O partido dos jornalistas
Um problema cada vez mais presente em todas as sociedades mediatizadas do Ocidente é o frequente desfasamento entre a opinião pública e a opinião publicada.
Já escrevi sobre isto mas a actualidade impõe o regresso ao tema.
Normalmente a questão só é discutida em privado, e em voz baixa. A prudência manda calar. Mas todos os sujeitos activos da sociedade a conhecem.
E há momentos em que salta aos olhos dos observadores mais distraídos. São as ocasiões em que surge aos olhos de todos a importância do que chamo o "partido dos jornalistas". São aquelas em que de súbito a classe se mobiliza e com absoluta indiferença pelo público destinatário oferece em espectáculo autista e arrogante a exibição despudorada do seu poder.
Essas ocasiões são sempre despoletadas e desenvolvem-se em torno de algo (um assunto, um acontecimento, uma organização, uma personalidade) em que a classe se reconhece e resolve tomar como seu.

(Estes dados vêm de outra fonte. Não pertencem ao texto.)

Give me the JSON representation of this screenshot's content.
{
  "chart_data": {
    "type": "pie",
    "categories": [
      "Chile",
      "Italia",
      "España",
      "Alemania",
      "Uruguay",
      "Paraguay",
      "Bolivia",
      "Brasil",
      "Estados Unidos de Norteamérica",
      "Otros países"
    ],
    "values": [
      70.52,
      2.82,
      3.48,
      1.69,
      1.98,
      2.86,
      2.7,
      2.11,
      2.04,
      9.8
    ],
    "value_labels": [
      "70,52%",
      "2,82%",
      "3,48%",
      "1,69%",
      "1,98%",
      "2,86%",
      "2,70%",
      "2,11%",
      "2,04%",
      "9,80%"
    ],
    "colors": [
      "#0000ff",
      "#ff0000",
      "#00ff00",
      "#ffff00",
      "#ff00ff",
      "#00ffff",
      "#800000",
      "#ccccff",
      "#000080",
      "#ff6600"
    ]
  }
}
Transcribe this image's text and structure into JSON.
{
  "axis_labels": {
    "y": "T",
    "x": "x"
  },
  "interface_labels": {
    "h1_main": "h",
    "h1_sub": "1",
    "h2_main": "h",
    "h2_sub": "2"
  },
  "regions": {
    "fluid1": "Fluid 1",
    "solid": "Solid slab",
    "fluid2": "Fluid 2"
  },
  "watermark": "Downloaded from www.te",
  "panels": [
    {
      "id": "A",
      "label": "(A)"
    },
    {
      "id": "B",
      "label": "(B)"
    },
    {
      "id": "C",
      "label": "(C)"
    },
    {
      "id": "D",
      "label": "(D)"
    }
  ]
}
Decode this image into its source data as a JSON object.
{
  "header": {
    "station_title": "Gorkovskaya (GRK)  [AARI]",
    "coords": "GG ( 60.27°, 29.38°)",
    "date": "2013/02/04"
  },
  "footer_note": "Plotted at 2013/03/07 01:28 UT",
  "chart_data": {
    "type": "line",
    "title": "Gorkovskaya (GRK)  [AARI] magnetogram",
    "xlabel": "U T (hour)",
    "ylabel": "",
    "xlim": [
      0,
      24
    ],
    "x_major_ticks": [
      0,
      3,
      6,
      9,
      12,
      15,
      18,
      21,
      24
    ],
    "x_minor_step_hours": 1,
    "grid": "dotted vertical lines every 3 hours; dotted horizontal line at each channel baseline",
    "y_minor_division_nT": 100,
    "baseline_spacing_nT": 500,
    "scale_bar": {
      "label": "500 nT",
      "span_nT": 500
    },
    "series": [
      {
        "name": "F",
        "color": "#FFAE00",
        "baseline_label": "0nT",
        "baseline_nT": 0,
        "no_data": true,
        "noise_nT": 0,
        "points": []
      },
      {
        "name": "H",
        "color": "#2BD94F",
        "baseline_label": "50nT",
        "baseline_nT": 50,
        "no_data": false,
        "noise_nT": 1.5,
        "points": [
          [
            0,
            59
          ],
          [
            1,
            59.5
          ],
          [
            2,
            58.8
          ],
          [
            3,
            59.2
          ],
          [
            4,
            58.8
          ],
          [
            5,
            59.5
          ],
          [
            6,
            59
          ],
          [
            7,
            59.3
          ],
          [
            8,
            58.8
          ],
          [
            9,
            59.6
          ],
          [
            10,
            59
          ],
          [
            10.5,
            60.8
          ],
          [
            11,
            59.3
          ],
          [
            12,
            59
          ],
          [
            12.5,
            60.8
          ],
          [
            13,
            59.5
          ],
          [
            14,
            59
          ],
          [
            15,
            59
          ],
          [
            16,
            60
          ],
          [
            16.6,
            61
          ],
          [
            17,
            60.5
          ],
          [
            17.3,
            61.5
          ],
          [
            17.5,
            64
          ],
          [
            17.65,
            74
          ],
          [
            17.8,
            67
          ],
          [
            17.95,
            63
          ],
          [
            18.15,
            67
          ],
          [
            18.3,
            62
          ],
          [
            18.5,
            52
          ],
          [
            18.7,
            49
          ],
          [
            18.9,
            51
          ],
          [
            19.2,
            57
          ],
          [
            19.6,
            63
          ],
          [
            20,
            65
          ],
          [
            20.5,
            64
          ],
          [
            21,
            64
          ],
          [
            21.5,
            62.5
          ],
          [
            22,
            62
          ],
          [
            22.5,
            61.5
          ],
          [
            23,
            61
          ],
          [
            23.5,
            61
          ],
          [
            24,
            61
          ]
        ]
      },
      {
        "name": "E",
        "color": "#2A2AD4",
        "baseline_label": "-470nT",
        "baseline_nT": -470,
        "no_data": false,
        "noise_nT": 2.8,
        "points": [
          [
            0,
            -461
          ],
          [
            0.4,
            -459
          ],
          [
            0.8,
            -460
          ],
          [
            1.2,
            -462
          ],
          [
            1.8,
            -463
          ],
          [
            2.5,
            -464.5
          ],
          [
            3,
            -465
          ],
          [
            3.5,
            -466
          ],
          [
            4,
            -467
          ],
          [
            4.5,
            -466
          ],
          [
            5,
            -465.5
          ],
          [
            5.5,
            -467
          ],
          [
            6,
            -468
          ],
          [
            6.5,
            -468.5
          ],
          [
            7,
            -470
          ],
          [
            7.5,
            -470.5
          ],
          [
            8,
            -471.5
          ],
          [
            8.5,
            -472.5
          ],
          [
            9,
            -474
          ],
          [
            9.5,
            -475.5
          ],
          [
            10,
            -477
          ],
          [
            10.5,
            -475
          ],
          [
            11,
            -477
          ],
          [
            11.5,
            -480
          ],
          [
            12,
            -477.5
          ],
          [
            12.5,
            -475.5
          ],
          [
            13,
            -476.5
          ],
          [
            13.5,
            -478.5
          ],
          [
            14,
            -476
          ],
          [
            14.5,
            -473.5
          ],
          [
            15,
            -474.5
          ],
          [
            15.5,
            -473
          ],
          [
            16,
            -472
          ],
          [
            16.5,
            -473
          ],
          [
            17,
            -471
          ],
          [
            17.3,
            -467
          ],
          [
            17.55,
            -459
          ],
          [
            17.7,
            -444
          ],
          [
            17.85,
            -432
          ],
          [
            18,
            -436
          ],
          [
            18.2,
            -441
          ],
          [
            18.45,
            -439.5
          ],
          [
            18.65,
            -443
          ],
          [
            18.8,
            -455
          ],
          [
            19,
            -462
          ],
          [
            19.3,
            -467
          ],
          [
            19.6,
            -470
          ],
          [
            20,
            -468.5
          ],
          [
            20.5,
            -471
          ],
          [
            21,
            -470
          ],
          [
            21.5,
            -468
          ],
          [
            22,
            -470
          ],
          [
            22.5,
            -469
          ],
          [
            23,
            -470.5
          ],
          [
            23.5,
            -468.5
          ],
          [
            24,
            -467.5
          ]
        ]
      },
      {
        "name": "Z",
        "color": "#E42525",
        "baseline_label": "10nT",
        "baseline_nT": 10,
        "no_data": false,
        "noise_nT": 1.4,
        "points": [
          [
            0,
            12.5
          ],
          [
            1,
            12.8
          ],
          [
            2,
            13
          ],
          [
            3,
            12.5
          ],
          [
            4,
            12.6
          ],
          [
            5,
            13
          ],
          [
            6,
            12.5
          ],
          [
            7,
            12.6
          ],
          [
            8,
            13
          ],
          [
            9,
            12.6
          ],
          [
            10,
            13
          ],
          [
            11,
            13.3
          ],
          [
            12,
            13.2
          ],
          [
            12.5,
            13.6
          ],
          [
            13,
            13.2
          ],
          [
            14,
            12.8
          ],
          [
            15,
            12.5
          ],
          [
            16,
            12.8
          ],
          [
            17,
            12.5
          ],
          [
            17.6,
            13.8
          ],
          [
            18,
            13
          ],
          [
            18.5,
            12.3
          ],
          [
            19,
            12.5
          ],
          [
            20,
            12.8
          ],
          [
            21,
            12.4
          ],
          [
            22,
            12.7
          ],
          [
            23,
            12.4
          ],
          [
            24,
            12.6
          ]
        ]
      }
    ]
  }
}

O tema do aborto, como tinha sido exuberantemente demonstrado quando da campanha do referendo respectivo, e de que foi exemplo gritante a actuação no caso do barco do aborto, é um desses pontos de mobilização geral.
Lembre-se neste último caso o que foi durante dias e dias o contraste entre a absoluta indiferença popular e a histeria desenfreada da comunidade jornalística.
Um não-acontecimento, uma insignificância agitada freneticamente por um pequeno grupo de activistas inteiramente marginal às preocupações e aos interesses da população, era ampliado a dimensões de epopeia perante a perplexidade geral.
E agora, que estamos perante nova campanha eleitoral, observe-se com atenção o tratamento dado a tudo o que se relaciona com o Bloco de Esquerda. Que o pequeno agrupamento só atingiu verdadeira expressão política por força do empenho da comunicação social que nisso se envolveu com entusiasmo militante já tem sido sublinhado por vozes mais poderosas que a minha. Mas atente-se de novo no trabalho que surge aos olhos do público: a escolha das imagens, das frases, o ambiente geral dos comentários e todo o enquadramento das peças; frequentemente vê-se a cobertura nos telejornais e não se distingue do que se vê nos tempos de antena propriamente ditos (aliás suspeito que por vezes haja coincidência de nomes entre o pessoal responsável de uns e outros).
Que fazer face a este fenómeno de distorção, em que o mensageiro cria a própria mensagem?
Seria um excelente assunto para estudar mais desenvolvidamente nas escolas de jornalismo.